If kids are disassembling and eating a swing set, you have more serious problems than lead poisoning.

And all that additional cost actually increases odds kids will get lead poisoning. How so? The major source of lead poisoning in kids is due to paint flakes or drinking water from pipes with lead solder. Lead paint and lead solder were banned in the US in 1978. When was the last time your school was renovated? Or your home?

Many urban schools still have the same paint and plumbing from when they were first built. Or the original paint was just painted over rather than stripped. When it flakes now, out comes the lead. Usually the maintenance budget is one of the first things hit when school budgets get tight.

The most cost effective way to keep kids safe is to make sure infrastucture like schools, libraries, public housing, water pumping stations, etc have been renovated to check for lead paint and lead solder. Give them the maintenance money to remove the environmental sources of lead that are truly dangerous.

Yes, by all means, imports from countries with abysmal quality control and safety standards SHOULD be tested. They should be component tested. Afterall, those components can be used in things intended for adults too and they're not immune to lead poisoning. Testing the raw materials produces the greatest good for everybody. The US, Canada, the EU and many other countries already require testing of raw materials for safety. Making everybody check again to look for lead where they know there ISN'T lead just increases costs so we end up spending money making kids less safe.

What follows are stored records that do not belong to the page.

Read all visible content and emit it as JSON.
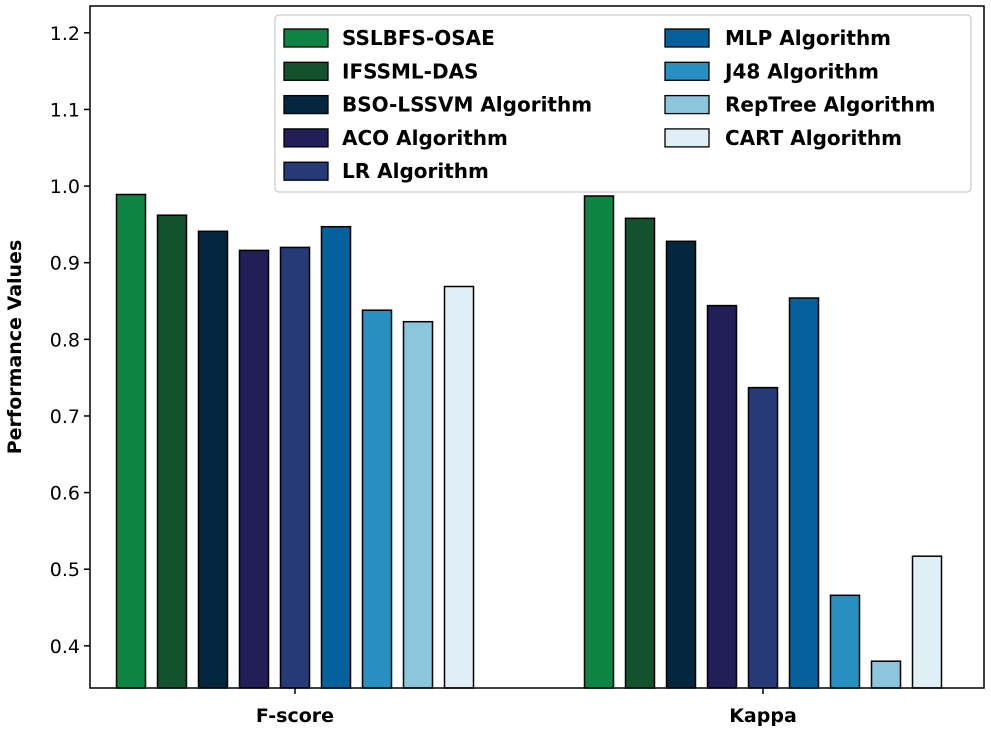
{
  "chart_data": {
    "type": "bar",
    "title": "",
    "xlabel": "",
    "ylabel": "Performance Values",
    "categories": [
      "F-score",
      "Kappa"
    ],
    "ylim": [
      0.345,
      1.235
    ],
    "yticks": [
      "0.4",
      "0.5",
      "0.6",
      "0.7",
      "0.8",
      "0.9",
      "1.0",
      "1.1",
      "1.2"
    ],
    "grid": false,
    "legend_position": "top-right",
    "series": [
      {
        "name": "SSLBFS-OSAE",
        "color": "#0e8442",
        "values": [
          0.989,
          0.987
        ]
      },
      {
        "name": "IFSSML-DAS",
        "color": "#12522c",
        "values": [
          0.962,
          0.958
        ]
      },
      {
        "name": "BSO-LSSVM Algorithm",
        "color": "#04263f",
        "values": [
          0.941,
          0.928
        ]
      },
      {
        "name": "ACO Algorithm",
        "color": "#221e58",
        "values": [
          0.916,
          0.844
        ]
      },
      {
        "name": "LR Algorithm",
        "color": "#273a78",
        "values": [
          0.92,
          0.737
        ]
      },
      {
        "name": "MLP Algorithm",
        "color": "#05619b",
        "values": [
          0.947,
          0.854
        ]
      },
      {
        "name": "J48 Algorithm",
        "color": "#2890c0",
        "values": [
          0.838,
          0.466
        ]
      },
      {
        "name": "RepTree Algorithm",
        "color": "#8cc6dd",
        "values": [
          0.823,
          0.38
        ]
      },
      {
        "name": "CART Algorithm",
        "color": "#e0eef5",
        "values": [
          0.869,
          0.517
        ]
      }
    ]
  }
}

Side note: The US does a good job of regulating for lead already. Check out the CDC statistics and you'll see a pretty steady decline. That decline can be traced towards controlling the raw materials people are exposed to like paint.

Stumble It!

Comments

( 5 comments — Leave a comment )
[info]spotweld wrote:
Dec. 24th, 2008 12:39 am (UTC)
I wonder how quickly this is going to get shot dead when certain groups realize that various forms of religious education materials (especially those targeted at kids) are going to fall under this legislation.
(Anonymous) wrote:
Dec. 24th, 2008 12:56 am (UTC)
Technically if it hasn't been tested as of February 10th its supposed to be destroyed.

I'm sure a lovely shot of a burning childen's bible will make people VERY cranky.

The sheer scope of this thing is CRAZY.
[info]fenris_lorsrai wrote:
Dec. 24th, 2008 03:28 am (UTC)
That was me not being logged in. Go me.
[info]world_dancer wrote:
Dec. 24th, 2008 04:22 pm (UTC)
You know, that's pretty much my nightmare vision: not just the Bible, but all the books that will have to be burned. (And let me point out that they have to burn all Bibles because God's word was intended for all of us, not just those of us over 12.) But imagine all the copies of Mark Twain, L.M. Montegomery, Laura Ingles Wilder, Louisa Mae Alcott that have to be burned. All the original copies of Choose Your Own Adventure books and the derivitives from the 80s that have to burn. Robert Silverberg, Piers Anthony, Robert Asprin, Dr. Suess, The Secret of the Unicorn Queen, No Flying in the House, Charlotte's Web

Basically, my childhood has to burn. I am not a happy camper.
(Anonymous) wrote:
Dec. 24th, 2008 05:24 pm (UTC)
CPSIA - Regulations
Thank you for spreading the word to your readers.